La influencia no siempre se ejerce con discursos grandilocuentes ni con técnicas de comunicación visibles. En muchas ocasiones se construye en los márgenes de la conversación, en los silencios, en la postura corporal o en la forma de formular una pregunta. Para Juanma García, exagente de la Unidad Central Operativa (UCO) y especialista en ciencias del comportamiento, entender ese plano invisible de la comunicación marca una diferencia decisiva en la vida profesional y personal.
Según explica, quien logra descifrar por qué una persona adopta un gesto concreto o reacciona de determinada manera obtiene una ventaja sustancial en cualquier comunicación: desde una negociación laboral hasta la gestión de conflictos familiares. Pero insiste en el matiz clave de que el objetivo no es manipular, sino comprender y dirigir la comunicación con mayor precisión.
Influir sin manipular: estrategia, lenguaje, y foco comunicación

García sostiene que la influencia efectiva comienza mucho antes de pronunciar la primera palabra. El primer paso es tener una estrategia clara sobre cuál es la opción que más conviene y, a partir de ahí, construir el mensaje para que el interlocutor perciba que esa misma opción también le beneficia. No se trata de imponer, sino de alinear intereses.
En la práctica, esto implica formular propuestas de manera que reduzcan la resistencia del otro. El experto describe lo que denomina un “laberinto lingüístico”: pequeñas variaciones en el encuadre de una decisión pueden aumentar significativamente la probabilidad de que la otra parte la adopte por iniciativa propia. El cerebro humano, recuerda, tiende a proteger su sensación de autonomía; por eso, cuando una persona cree que elige libremente, su compromiso con la decisión es mayor.
Esta lógica explica por qué, en entornos profesionales, conocer al interlocutor y observar sus reacciones resulta tan valioso. Microgestos repetidos, cambios posturales o variaciones en el tono emocional pueden revelar incomodidad, duda o rechazo antes de que aparezcan verbalmente. Detectarlos a tiempo permite reconducir la conversación y ajustar la estrategia en tiempo real.
El especialista insiste en que esta capacidad no es patrimonio exclusivo de perfiles policiales. Con entrenamiento y atención consciente, cualquier persona puede mejorar su lectura del comportamiento y, con ello, su eficacia comunicativa.
El poder de la observación: intuición, cuerpo y confianza
Uno de los puntos más relevantes del enfoque de Joan García es la reinterpretación de la intuición. Lejos de considerarla un fenómeno místico, la define como el resultado de la experiencia acumulada que el cerebro procesa de forma no consciente.
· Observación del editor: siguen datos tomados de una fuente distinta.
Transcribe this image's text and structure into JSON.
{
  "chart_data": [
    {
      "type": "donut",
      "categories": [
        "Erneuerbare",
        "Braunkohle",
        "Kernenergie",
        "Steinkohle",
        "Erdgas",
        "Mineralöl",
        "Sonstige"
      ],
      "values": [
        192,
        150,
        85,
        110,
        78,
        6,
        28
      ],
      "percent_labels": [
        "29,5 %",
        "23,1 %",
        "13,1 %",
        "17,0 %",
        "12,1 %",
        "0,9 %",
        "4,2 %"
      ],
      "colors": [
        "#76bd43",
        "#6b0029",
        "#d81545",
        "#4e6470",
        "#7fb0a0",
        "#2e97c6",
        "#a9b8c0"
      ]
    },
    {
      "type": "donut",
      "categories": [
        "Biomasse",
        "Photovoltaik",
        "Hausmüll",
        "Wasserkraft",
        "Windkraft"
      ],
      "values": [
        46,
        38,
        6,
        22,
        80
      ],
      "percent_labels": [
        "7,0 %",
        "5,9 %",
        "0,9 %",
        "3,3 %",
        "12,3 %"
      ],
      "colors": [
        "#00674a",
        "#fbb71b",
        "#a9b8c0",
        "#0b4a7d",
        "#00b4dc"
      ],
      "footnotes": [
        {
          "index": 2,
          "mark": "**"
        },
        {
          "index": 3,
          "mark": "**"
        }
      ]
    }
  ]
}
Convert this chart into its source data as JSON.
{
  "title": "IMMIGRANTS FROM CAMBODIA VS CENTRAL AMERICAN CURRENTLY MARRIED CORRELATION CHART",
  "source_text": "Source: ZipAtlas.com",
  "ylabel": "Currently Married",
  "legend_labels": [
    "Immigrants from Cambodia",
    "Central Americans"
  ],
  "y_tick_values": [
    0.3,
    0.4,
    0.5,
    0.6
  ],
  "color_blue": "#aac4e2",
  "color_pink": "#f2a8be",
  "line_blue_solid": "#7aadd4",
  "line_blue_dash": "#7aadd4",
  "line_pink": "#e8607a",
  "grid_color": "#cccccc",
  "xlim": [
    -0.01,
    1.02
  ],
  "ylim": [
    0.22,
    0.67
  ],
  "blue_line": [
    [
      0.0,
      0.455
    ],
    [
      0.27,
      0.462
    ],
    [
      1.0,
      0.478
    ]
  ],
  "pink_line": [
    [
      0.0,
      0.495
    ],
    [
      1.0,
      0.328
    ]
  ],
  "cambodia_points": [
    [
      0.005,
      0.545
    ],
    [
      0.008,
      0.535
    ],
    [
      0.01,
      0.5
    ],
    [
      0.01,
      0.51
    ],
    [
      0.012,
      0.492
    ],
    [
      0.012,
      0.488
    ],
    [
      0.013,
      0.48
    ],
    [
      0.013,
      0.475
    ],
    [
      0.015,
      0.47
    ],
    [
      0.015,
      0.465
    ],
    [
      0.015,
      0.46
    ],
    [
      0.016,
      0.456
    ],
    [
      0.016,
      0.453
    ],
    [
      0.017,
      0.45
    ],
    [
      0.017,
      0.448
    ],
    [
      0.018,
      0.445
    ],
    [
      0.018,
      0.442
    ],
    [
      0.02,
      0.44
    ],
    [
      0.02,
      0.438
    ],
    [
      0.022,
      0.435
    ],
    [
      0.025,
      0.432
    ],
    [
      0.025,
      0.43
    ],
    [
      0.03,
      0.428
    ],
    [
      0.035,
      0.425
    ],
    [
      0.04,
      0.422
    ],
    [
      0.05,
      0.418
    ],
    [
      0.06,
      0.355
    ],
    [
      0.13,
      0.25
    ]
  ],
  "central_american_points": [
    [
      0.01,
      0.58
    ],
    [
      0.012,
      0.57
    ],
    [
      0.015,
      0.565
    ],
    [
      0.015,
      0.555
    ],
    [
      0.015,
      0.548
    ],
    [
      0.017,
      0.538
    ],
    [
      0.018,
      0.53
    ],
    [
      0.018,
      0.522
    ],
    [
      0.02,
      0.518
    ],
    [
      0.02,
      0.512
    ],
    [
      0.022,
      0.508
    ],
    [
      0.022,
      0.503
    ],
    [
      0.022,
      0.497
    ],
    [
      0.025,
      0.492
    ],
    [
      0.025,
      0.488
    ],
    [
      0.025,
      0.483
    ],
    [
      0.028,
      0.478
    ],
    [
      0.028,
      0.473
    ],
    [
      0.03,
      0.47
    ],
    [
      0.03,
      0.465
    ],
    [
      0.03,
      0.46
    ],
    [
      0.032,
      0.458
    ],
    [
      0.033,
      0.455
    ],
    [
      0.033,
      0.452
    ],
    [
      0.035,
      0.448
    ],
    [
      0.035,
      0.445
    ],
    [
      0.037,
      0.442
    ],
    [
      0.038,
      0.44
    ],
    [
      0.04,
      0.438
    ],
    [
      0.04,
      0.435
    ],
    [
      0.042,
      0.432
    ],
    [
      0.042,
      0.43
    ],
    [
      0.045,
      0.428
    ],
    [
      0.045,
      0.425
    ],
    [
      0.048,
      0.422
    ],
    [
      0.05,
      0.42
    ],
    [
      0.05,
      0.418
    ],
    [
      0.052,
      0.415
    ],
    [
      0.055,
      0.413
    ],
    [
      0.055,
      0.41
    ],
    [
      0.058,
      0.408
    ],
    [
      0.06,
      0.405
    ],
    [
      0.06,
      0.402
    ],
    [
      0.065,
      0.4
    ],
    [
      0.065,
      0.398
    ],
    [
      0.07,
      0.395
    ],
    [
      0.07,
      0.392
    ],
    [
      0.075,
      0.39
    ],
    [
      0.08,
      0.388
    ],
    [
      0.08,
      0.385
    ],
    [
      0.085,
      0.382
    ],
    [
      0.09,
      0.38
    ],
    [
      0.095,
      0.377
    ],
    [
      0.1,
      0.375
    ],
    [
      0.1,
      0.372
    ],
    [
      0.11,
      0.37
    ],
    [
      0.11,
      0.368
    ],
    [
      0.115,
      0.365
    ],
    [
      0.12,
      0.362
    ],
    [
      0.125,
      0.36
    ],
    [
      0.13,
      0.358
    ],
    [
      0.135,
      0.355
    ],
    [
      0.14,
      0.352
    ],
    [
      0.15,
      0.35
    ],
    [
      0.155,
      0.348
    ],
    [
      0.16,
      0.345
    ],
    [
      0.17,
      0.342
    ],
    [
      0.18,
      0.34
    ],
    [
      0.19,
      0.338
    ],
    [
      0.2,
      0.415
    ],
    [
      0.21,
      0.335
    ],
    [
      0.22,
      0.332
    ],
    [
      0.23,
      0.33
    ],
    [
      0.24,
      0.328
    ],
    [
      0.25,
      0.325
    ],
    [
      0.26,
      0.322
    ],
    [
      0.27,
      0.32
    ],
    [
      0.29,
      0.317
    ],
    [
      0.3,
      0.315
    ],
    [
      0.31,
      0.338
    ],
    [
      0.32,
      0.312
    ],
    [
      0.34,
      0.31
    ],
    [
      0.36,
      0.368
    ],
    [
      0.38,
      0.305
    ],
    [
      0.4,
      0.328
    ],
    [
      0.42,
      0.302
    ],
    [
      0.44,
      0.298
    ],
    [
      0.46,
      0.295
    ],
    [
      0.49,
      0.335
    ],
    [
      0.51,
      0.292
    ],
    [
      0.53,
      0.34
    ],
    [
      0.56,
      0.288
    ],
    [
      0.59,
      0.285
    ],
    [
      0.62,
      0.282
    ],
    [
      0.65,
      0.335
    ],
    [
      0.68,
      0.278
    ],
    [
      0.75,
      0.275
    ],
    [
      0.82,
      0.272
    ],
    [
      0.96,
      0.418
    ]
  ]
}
Cuando algo “no cuadra” en una interacción, el cuerpo suele reaccionar antes que la mente racional.
Esa reacción temprana —tensión muscular, incomodidad súbita, alerta fisiológica— forma parte de los mecanismos de supervivencia. El problema, advierte, es que muchas personas han aprendido a ignorar esas señales de comunicación. Desarrollar sensibilidad hacia ellas permite detectar incoherencias, anticipar conflictos y, en casos extremos, prevenir situaciones de riesgo.
Su experiencia operativa refuerza esta idea. Durante su etapa en unidades de investigación, la generación de confianza era una herramienta crítica. “Cuando una persona confía en ti, se abre más y ofrece información de mayor calidad”, resume. Esa confianza no depende solo de lo que se dice, sino de cómo se dice y de la coherencia entre lenguaje verbal y no verbal.
El experto también subraya la bidireccionalidad entre cuerpo y mente. No solo las emociones modifican la postura; la postura también puede modular el estado emocional. Corregir la posición corporal, regular la respiración o relajar la musculatura puede ayudar a recuperar el control en momentos de tensión y evitar respuestas impulsivas que deterioren la interacción.
En un contexto social cada vez más saturado de estímulos y mensajes, la comunicación no consciente se ha convertido —en palabras de García— en una competencia estratégica. No promete lectores de mentes ni soluciones infalibles, pero sí una ventaja real: comprender mejor a los demás para decidir con mayor precisión cómo y cuándo intervenir.